Because Galak-Z is a downloadable title, presumably unavailable on physical media, renting the game to see if you’ll like it isn’t an option. Likewise, demos for the game aren’t available on the PlayStation Network or Steam.

Because you pretty much have to buy the game to play it, and it can cost $20, you should think carefully before pulling the trigger. Do you like games with procedural generation? Do you like games with moderately realistic space physics (inertia, knockback from explosions, etc)? Do you feel nostalgic for 80s space opera anime like Robotech? Do you have a high tolerance for having to start over from zero after repeated ass-kickings?
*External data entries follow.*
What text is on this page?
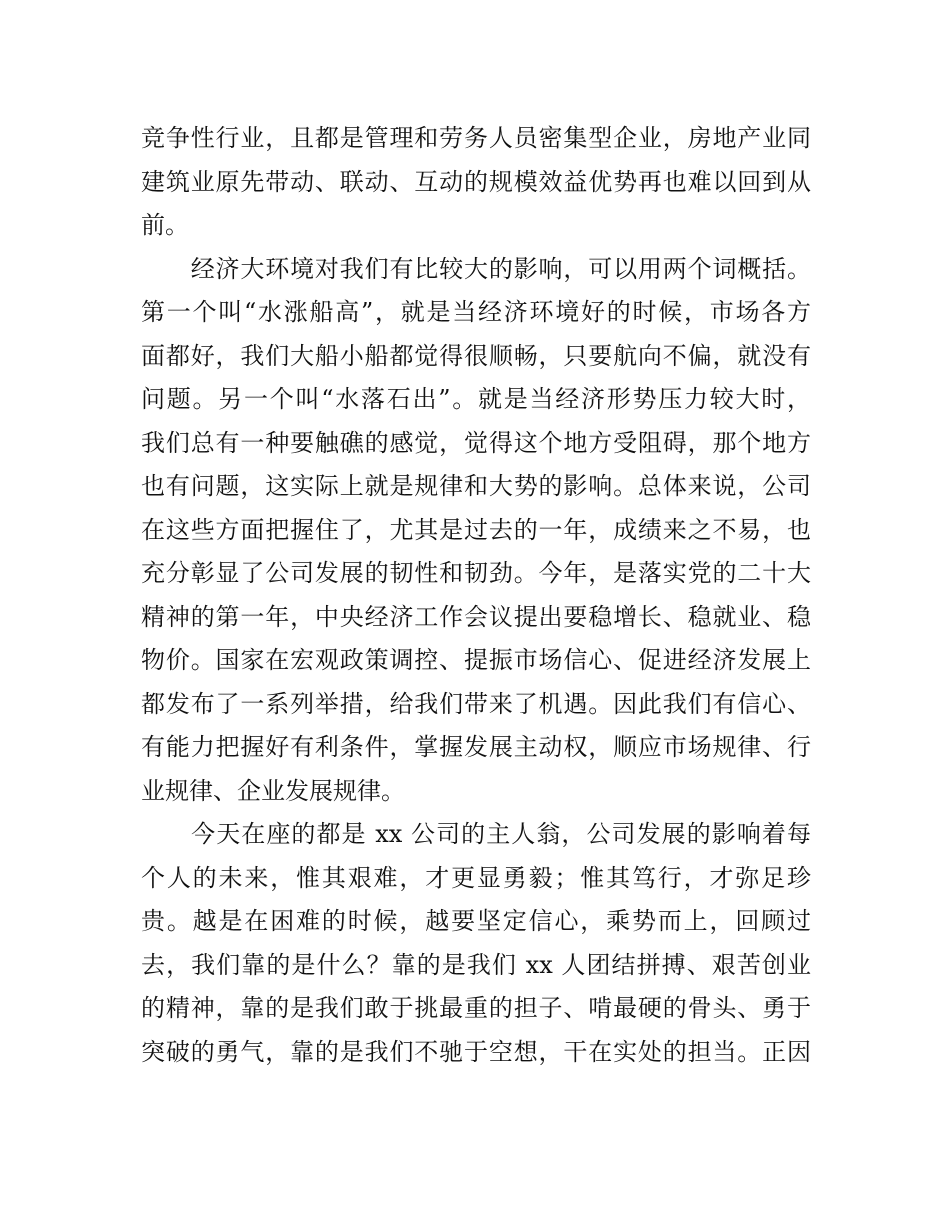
竞争性行业，且都是管理和劳务人员密集型企业，房地产业同
建筑业原先带动、联动、互动的规模效益优势再也难以回到从
前。
　　经济大环境对我们有比较大的影响，可以用两个词概括。
第一个叫“水涨船高”，就是当经济环境好的时候，市场各方
面都好，我们大船小船都觉得很顺畅，只要航向不偏，就没有
问题。另一个叫“水落石出”。就是当经济形势压力较大时，
我们总有一种要触礁的感觉，觉得这个地方受阻碍，那个地方
也有问题，这实际上就是规律和大势的影响。总体来说，公司
在这些方面把握住了，尤其是过去的一年，成绩来之不易，也
充分彰显了公司发展的韧性和韧劲。今年，是落实党的二十大
精神的第一年，中央经济工作会议提出要稳增长、稳就业、稳
物价。国家在宏观政策调控、提振市场信心、促进经济发展上
都发布了一系列举措，给我们带来了机遇。因此我们有信心、
有能力把握好有利条件，掌握发展主动权，顺应市场规律、行
业规律、企业发展规律。
　　今天在座的都是 xx 公司的主人翁，公司发展的影响着每
个人的未来，惟其艰难，才更显勇毅；惟其笃行，才弥足珍
贵。越是在困难的时候，越要坚定信心，乘势而上，回顾过
去，我们靠的是什么？靠的是我们 xx 人团结拼搏、艰苦创业
的精神，靠的是我们敢于挑最重的担子、啃最硬的骨头、勇于
突破的勇气，靠的是我们不驰于空想，干在实处的担当。正因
I don’t regret buying Galak-Z: The Dimensional despite my usual fare including RPGs like Bloodborne and Shin Megami Tensei IV. This isn’t a game that requires twitch reflexes, which sets it apart from classics like Gradius and R-Type. Instead, it’s a deeply tactical game that rewards the careful exploitation of both your ship’s capabilities, the environment, and the AI’s tendency to turn on enemies of different factions when you’re not around.

Trust me, there’s nothing like leading a Sword Sentinel toward an incredibly huge space bug for a game of “Let’s you and him fight.” If you can spare $20 and the time necessary to download the updates, give it a shot. The only downside I’ve seen is that it can be hard to keep track of especially frenetic dogfights on the PS4 with my TV. Members of the PC Master Race might get better results.

Recommendation: a qualified BUY for fans of roguelikes, space shooters, and 80s anime space opera.